Es folgte noch der Besuch in Cape Coast, wo die Portugiesen eine weitere Sklavenburg errichtet hatten, die im Gegensatz zu jener in Elmina später nicht von den Holländern sondern den Briten übernommen worden war. Die Grausamkeit der Abläufe war auch hier nicht kleiner gewesen.
Und am späten Nachmittag fuhren wir ins Verkehrsgewühl von Accra ein. Accra ist Ghana nur nochmal ein Stück moderner. Auch hier gibt es immer noch quirlige Straßenmärkte und eine Verkehrsführung, die afrikanischer nicht sein könnte, trotzdem sprießen die westlich geprägten Shopping Malls aus dem Boden, moderne Geschäfte und schöne Hotels. Auch unser Abschlusshotel ist wieder sehr schön, sauber und modern. Einige in der Gruppe waren von Ghana enttäuscht, das wäre doch nicht Afrika, Togo und Benin doch viel ursprünglicher gewesen. Letzteres stimmt, ich meinte aber trotzdem dann, dass Togo und Benin zwar extrem viel afrikanische Kultur boten aber auch extrem viel Armut. Das Ursprüngliche, das manche hier als so romantisch empfanden, steht für die Einheimischen oft für einen harten Kampf ums tägliche Überleben. Ich merkte an, dass ich beides schön fand, aber auch zu sehen, dass sich ein Land in der Region entwickeln kann, als sehr positiv empfand und deshalb Ghana mich eher hoffnungsfroh als enttäuscht zurück gelassen hätte. Das kann gerne jeder so sehen wie er will – ich kann Ghana als Westafrika für Anfänger empfehlen und als Steigerungsstufe Togo und Benin natürlich auch. So sagte ich das auch einem jungen österreichischen Pärchen, das wir im Nationalpark trafen und das sich 5 Monate lang mit öffentlichen Verkehrsmitteln quer durch Afrika schlägt. Sie wollten wissen, ob sich die beiden Länder lohnen würden, da sie noch entsprechende Visa besorgen müssten, und ich sprach ihnen eine dicke Empfehlung aus. Die beiden waren so entdeckungslustig, aufgeschlossen und auf das Abenteuer eingestellt, ohne Vorurteile und voll jugendlicher Energie, dass es mich sehr froh machte, froh zu sehen, dass in unserem Land auch noch junge Menschen leben, die sich der Welt stellen, neugierig sind und nicht dem konservativ-angsterfüllten Basti-Mainstream hinterhertraben.

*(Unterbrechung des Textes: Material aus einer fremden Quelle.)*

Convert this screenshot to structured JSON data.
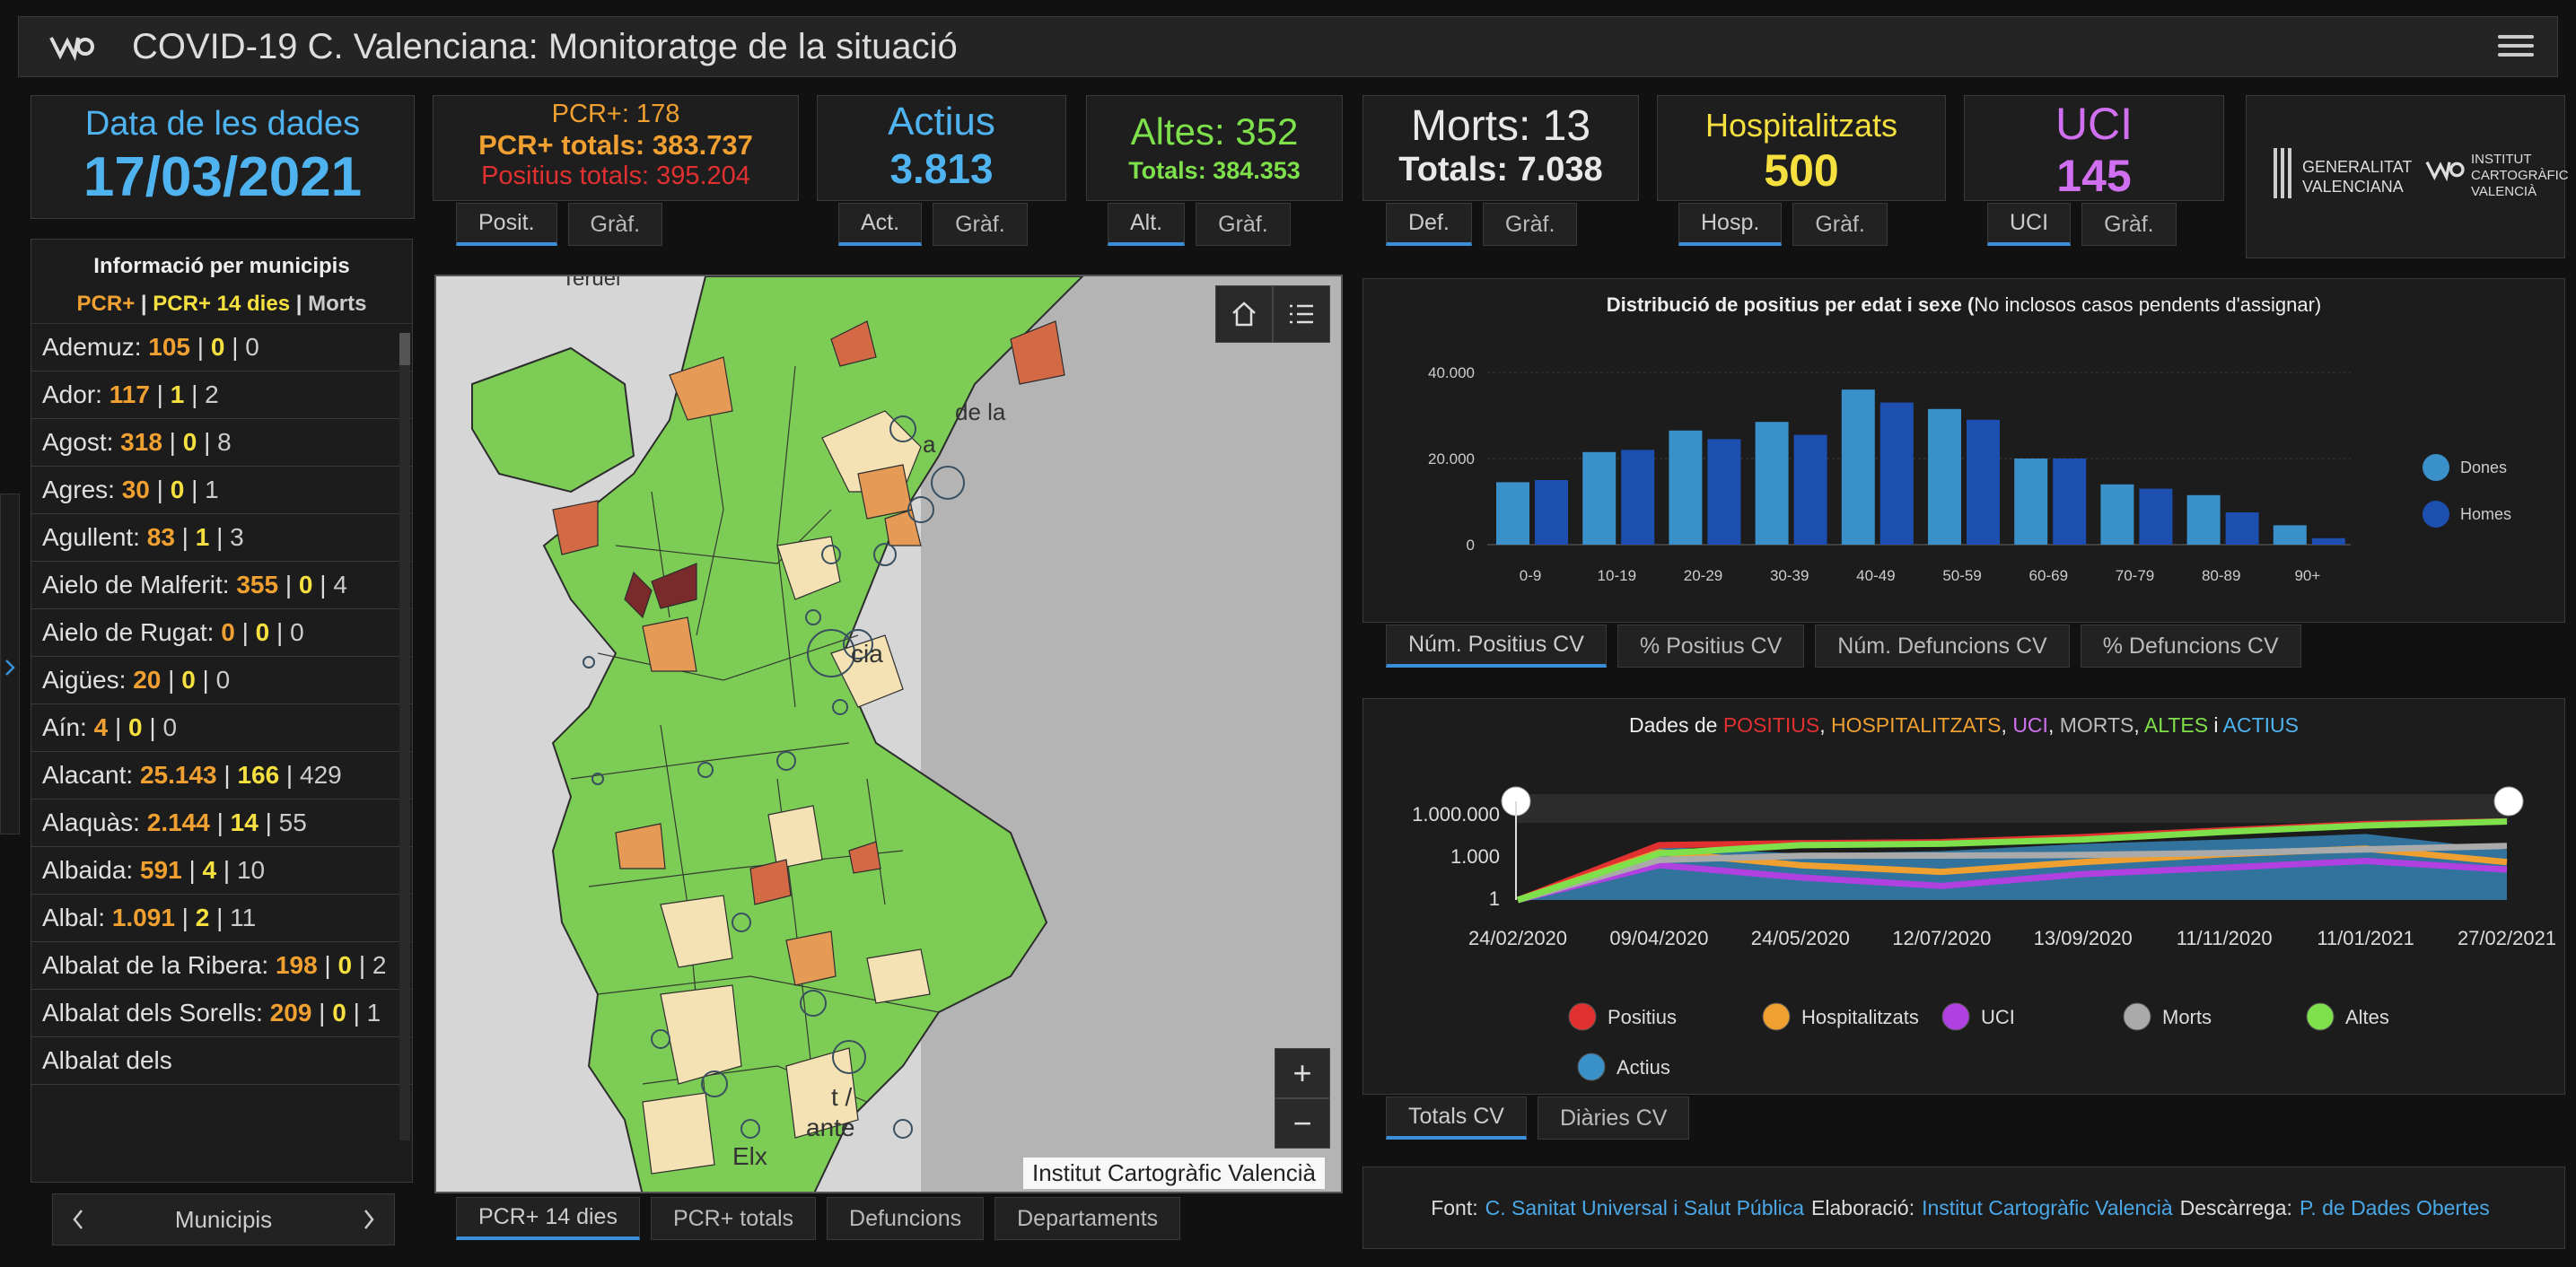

Nun sind wir in Accra, Ghanas Hauptstadt, morgen Vormittag unternehmen wir noch eine gemeinsame Stadtbesichtigung, dann ist die Tour vorüber. Nachdem mein Flug erst in der Nacht geht, ist im Tourpaket zum Glück noch ein Late Check Out enthalten, sodass ich mein Zimmer bis zum Abend behalten kann. Ich werde nach Casablanca wieder via Lissabon fliegen, sprich, ich schau mal auf einen Vormittag in Europa vorbei. Es hätte zwar einen einzigen Direktflug von Accra nach Casablanca von Royal Air Maroc gegeben, aber der wäre abartig teuer gewesen, sodass ich mich zur Umsteigevariante via Portugal entschlossen habe. Von Lissabon nach Casablanca fliegt man nur eine gute Stunde, sodass ich am Donnerstag Nachmittag dort eintreffen werde. Bis dahin gibt es vermutlich noch ein letztes Update aus Westafrika mit allen wichtigen gesammelten Informationen zu der Region. Wir lesen voneinander!